Cadre de vie de près de 49 000 personnes, Portneuf fracasse chaque année - et depuis quelque temps déjà - de nouveaux records de mises en chantier. Plus de constructions pour répondre, bien entendu, aux besoins d'une population en croissance - 6 % de 2001 à 2009 -, une situation attribuable, en grande partie, à l'étalement urbain.
«L'un des défis que nous nous sommes donnés, c'est évidemment de continuer à attirer des gens pour qu'ils s'établissent chez nous, mais aussi de faire qu'ils choisissent d'y travailler», commente le préfet, Denis Langlois. «En même temps, il faut promouvoir davantage l'entrepreneuriat afin de donner un nouvel élan à notre économie.»
Profitant d'un positionnement avantageux, Portneuf figure en tête de liste des MRC les plus industrialisées de la région de la Capitale-Nationale. Le secteur des produits métalliques, auquel appartiennent notamment l'aluminerie Alcoa de Deschambault et son centre d'excellence mondial, de même que celui des produits minéraux non métalliques - qui bénéficie actuellement des retombées du dynamisme immobilier - contribuent pour une bonne part à la vitalité du territoire.

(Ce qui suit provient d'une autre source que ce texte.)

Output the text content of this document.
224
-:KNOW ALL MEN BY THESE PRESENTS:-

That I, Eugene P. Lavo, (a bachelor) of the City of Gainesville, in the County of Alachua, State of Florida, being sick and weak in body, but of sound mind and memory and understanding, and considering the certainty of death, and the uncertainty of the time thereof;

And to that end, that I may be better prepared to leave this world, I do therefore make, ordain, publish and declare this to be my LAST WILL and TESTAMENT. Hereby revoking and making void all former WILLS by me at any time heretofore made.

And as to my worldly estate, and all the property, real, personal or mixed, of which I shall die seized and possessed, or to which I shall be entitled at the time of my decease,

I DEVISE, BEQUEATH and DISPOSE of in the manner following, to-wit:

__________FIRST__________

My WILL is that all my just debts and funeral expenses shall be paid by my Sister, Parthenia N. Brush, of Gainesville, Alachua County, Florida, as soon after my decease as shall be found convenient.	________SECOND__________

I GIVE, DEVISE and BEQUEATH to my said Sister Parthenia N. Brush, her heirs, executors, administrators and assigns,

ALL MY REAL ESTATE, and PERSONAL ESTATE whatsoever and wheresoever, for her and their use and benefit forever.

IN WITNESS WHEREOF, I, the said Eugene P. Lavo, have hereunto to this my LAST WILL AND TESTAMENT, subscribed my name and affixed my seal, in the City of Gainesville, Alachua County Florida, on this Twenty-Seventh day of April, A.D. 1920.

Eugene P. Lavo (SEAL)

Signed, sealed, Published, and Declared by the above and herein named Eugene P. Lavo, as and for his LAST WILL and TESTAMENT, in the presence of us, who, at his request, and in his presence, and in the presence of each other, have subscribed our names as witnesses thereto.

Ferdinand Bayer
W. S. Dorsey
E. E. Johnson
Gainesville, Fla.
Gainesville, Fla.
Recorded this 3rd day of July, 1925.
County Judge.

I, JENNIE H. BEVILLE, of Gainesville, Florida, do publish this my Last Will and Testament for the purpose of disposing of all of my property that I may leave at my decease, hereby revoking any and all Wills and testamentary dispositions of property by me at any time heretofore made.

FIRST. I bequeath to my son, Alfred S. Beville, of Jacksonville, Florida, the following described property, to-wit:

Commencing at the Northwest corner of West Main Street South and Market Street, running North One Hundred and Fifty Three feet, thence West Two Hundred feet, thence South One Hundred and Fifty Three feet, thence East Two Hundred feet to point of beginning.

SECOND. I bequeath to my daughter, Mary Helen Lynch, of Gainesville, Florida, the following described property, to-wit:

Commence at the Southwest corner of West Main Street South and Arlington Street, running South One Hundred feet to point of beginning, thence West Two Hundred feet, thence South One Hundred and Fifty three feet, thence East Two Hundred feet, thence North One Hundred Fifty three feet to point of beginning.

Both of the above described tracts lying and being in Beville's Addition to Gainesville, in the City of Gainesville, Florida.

Portneuf est la MRC la plus industrialisée, mais aussi la plus agricole. On dit d'ailleurs qu'elle est le grenier de Québec. S'il tend à se diversifier, le secteur de l'agroalimentaire portneuvois fait déjà sa marque dans le panier de provisions ou au menu des restaurants avec des produits tels les fromages fins de La Maison Alexis de Portneuf ou encore les tomates Savoura des Serres du Saint-Laurent. Toute une gamme d'aliments issus du terroir sont également regroupés sous le nouveau label Culture de saveurs Portneuf.
En dépit de la fermeture récente de trois usines majeures, la forêt, qui occupe 83 % du territoire, participe de manière déterminante à l'activité économique de la MRC de Portneuf, tant au chapitre de la récolte de bois que de la multitude d'activités récréatives qui s'y pratiquent. De nouvelles perspectives se dessinent présentement et permettent au secteur d'entrevoir des marchés prometteurs dans la deuxième et la troisième transformation.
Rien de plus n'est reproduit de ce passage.